The Platform: Student space

To address the influx of students and growing number of organizations, VanBoxtel and Neidhardt have proposed a space usage audit. The audit would re-evaluate all space on campus.

“While the removal of study lounges in residence halls is a plan, is it the most effective?” VanBoxtel said. “We have to decipher if the space is being used to the best of its ability and (whether) we need to build another building on campus.”

VanBoxtel and Neidhardt said meeting space is also an issue for Marquette’s 260 student organizations.

The Platform: Diversity

If elected, VanBoxtel and Neidhardt would continue MUSG’s diversity roundtable discussions. But they would also implement a diversity task force made up of individuals who would work with the president to turn ideas into action. VanBoxtel said the task force has been talked about for a while.

“We have had the conversation year after year, but not much action has been taken,” VanBoxtel said. “On campus, if you embrace (diversity), there is so much to celebrate and learn from. In college it’s also important to learn from a different perspective.”

The task force would also promote diversity through improving university course offerings, Neidhardt said.

“I’m taking Arabic, and the professor works to bring new courses to campus that show students the Middle Eastern culture,” he said. “It may be for students who are Middle Eastern but also for students like me who are Irish and German.”

Neidhardt said improving course offerings is an idea that came from a diversity roundtable and is an example of taking discussion and turning it into action. VanBoxtel added that the goal is attainable.

“With the right conversation with administrators in that area, that change isn’t that significant,” she said. “It’s making them see that from a student perspective, they could provide more.”

The student connection

VanBoxtel and Neidhardt chose their campaign slogan and official Twitter hashtag, #gotgov, as a play on the Got Milk? ad campaign. Yet it addresses their overall goal: to build a connection with students.

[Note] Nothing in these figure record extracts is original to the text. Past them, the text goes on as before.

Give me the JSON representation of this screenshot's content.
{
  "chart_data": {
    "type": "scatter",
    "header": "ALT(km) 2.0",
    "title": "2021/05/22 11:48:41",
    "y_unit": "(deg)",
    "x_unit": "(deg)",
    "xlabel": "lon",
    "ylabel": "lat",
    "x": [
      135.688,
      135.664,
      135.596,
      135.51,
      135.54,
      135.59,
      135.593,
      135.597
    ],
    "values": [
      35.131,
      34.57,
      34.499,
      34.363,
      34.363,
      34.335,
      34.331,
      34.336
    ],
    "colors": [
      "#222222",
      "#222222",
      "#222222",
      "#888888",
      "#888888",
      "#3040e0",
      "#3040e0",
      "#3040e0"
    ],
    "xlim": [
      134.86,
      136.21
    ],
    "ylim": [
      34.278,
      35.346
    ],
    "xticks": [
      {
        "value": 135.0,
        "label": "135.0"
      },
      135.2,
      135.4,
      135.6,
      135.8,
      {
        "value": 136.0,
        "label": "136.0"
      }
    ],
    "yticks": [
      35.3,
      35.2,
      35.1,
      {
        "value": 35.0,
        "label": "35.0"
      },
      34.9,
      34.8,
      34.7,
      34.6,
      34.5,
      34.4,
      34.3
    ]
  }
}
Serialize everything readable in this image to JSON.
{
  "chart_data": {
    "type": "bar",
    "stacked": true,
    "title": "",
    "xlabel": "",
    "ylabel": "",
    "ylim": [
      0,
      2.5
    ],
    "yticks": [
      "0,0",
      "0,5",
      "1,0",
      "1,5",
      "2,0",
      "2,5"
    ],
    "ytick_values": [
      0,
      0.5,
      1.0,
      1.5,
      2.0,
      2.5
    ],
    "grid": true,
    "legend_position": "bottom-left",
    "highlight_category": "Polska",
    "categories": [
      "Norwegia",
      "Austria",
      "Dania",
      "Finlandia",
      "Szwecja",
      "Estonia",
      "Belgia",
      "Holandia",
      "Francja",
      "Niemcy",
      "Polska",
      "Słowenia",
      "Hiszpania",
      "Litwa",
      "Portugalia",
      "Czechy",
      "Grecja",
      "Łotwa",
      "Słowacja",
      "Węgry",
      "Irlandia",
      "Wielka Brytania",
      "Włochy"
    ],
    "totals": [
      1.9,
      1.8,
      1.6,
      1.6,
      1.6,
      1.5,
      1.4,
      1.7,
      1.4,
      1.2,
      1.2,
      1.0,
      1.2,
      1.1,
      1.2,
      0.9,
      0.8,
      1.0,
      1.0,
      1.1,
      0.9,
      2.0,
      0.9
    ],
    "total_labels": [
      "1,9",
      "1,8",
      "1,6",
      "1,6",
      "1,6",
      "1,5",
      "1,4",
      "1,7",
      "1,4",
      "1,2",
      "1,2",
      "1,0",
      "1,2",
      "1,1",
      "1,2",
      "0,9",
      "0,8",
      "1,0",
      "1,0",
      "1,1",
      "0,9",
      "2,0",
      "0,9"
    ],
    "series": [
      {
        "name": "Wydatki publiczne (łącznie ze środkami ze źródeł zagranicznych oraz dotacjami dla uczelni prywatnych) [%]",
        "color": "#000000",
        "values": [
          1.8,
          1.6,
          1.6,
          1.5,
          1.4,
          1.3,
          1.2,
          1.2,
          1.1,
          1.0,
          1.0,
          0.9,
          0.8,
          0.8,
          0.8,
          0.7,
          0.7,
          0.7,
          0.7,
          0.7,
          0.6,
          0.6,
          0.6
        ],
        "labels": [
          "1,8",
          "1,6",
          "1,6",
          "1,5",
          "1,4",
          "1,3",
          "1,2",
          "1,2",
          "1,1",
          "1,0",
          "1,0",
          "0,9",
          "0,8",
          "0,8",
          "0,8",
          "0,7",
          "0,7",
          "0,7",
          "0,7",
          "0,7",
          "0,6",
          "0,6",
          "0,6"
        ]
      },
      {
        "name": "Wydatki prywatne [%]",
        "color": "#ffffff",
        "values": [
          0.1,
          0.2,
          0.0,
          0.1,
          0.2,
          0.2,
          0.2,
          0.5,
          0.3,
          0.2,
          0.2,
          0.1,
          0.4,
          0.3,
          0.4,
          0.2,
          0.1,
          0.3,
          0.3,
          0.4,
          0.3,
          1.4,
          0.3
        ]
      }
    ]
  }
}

VanBoxtel and Neidhardt both said the slogan asks if students have a good connection with their government and when students use the hashtag, it is a way to hold MUSG accountable.

“It sets the tone of our campaign — you play like you practice,” Neidhardt said. “It’s how we want to have the conversation.”

While they are making use of social media, t-shirts and flyers,  VanBoxtel and Neidhardt, have also solicited student feedback. They  said they have discussed their platform with hundreds of students and sat down with faculty and administrators.

“We want to focus on the tone of the organization, open it up to all students,” Neidhardt said. “Every students is a part of MUSG when they pay their student activity fee, so we want to include as many student voices as possible.”

VanBoxtel said MUSG hasn’t made a memorable impact during Preview and Orientation week to those new to campus, and that is one area in which they would be more active.

On their opponents

VanBoxtel and Neidhardt said in their minds, they have already won against Halunen and Marecki.

“The experience we’ve had, they’ve had,” Neidhardt said. “But ours is a very strong, diverse experience.”

But VanBoxtel noted that this is still a very competitive election.

“We have spoken with them, about what we believe and where they are coming from,” VanBoxtel said. “May the best ticket win.”